A brilliant post from Valerie Tarico suggests "cherry picking" Bible texts isn't such a bad idea, indeed it's "precisely the right approach." A couple of quotes.
Today many Christians assert that the Bible is the literally perfect Word of God, timeless and complete—exempt from addition, deletion, or revision. Many Muslims make the same claim for the Quran, according it such high status that either defacing a copy of the book or denying its divine provenance is a crime worthy of death. In other words, they attribute to the Bible and Quran the qualities of divinity, and they treat offenses against the book as if they were offenses against a god. They behave toward the Bible and Quran precisely like their ancestors did toward the wood and stone carvings that represented the divine for pre-literate people.
In an age of widespread literacy, what better golden calf than a ‘golden’ book?
 And
Rather than being used as an epithet, perhaps cherry picker should be a compliment, an acknowledgment of discernment, wisdom, judgment, and responsibility. In actual fact, all religious believers (and nonbelievers) cherry pick their sacred texts or cultural traditions, even fundamentalists, even those who deny doing so. A book like the Bible or Quran contains passages that contradict each other, or that demand a level of perfection (or cruelty) that is simply unattainable for most believers. Whether we are Christian or Muslim or post-Abrahamic freethinkers or practitioners of some other spiritual tradition, the question isn’t whether we cherry pick, it is whether we do so wisely and well, based on some higher principle that tells us which passages are spiritually nourishing and which should be discarded.

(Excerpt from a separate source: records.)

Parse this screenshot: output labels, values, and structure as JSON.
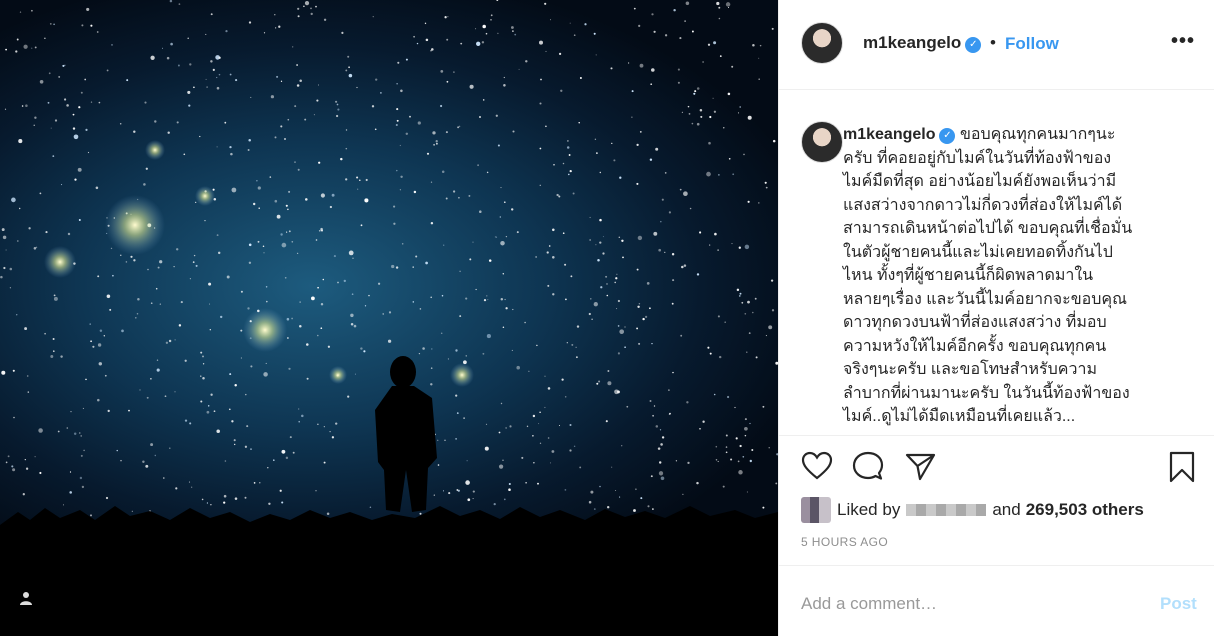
{
  "post": {
    "username": "m1keangelo",
    "follow_label": "Follow",
    "separator": "•",
    "more_label": "•••"
  },
  "caption": {
    "username": "m1keangelo",
    "text": "ขอบคุณทุกคนมากๆนะ\nครับ ที่คอยอยู่กับไมค์ในวันที่ท้องฟ้าของ\nไมค์มืดที่สุด อย่างน้อยไมค์ยังพอเห็นว่ามี\nแสงสว่างจากดาวไม่กี่ดวงที่ส่องให้ไมค์ได้\nสามารถเดินหน้าต่อไปได้ ขอบคุณที่เชื่อมั่น\nในตัวผู้ชายคนนี้และไม่เคยทอดทิ้งกันไป\nไหน ทั้งๆที่ผู้ชายคนนี้ก็ผิดพลาดมาใน\nหลายๆเรื่อง และวันนี้ไมค์อยากจะขอบคุณ\nดาวทุกดวงบนฟ้าที่ส่องแสงสว่าง ที่มอบ\nความหวังให้ไมค์อีกครั้ง ขอบคุณทุกคน\nจริงๆนะครับ และขอโทษสำหรับความ\nลำบากที่ผ่านมานะครับ ในวันนี้ท้องฟ้าของ\nไมค์..ดูไม่ได้มืดเหมือนที่เคยแล้ว..."
  },
  "engagement": {
    "liked_by_label": "Liked by",
    "and_label": "and",
    "others_count": "269,503 others",
    "timestamp": "5 HOURS AGO"
  },
  "comment": {
    "placeholder": "Add a comment…",
    "post_label": "Post"
  },
  "colors": {
    "accent": "#3897f0",
    "post_disabled": "#b2dffc",
    "muted": "#8e8e8e"
  },
  "icons": [
    "user-tag-icon",
    "verified-badge-icon",
    "heart-icon",
    "comment-icon",
    "share-icon",
    "bookmark-icon",
    "more-options-icon"
  ]
}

You can probably hear the screams from fifteen million Southern Baptists, but then we'd almost certainly be worried if they all started agreeing. Read the whole article for yourself here.

1 comment:

  1. Ya know, that's what makes things personal. We all pick the things which speak to our souls. The problem kicks in when the collectors attempt to systematize their pickings, and to teach them as God's revealed truth, and amass followers.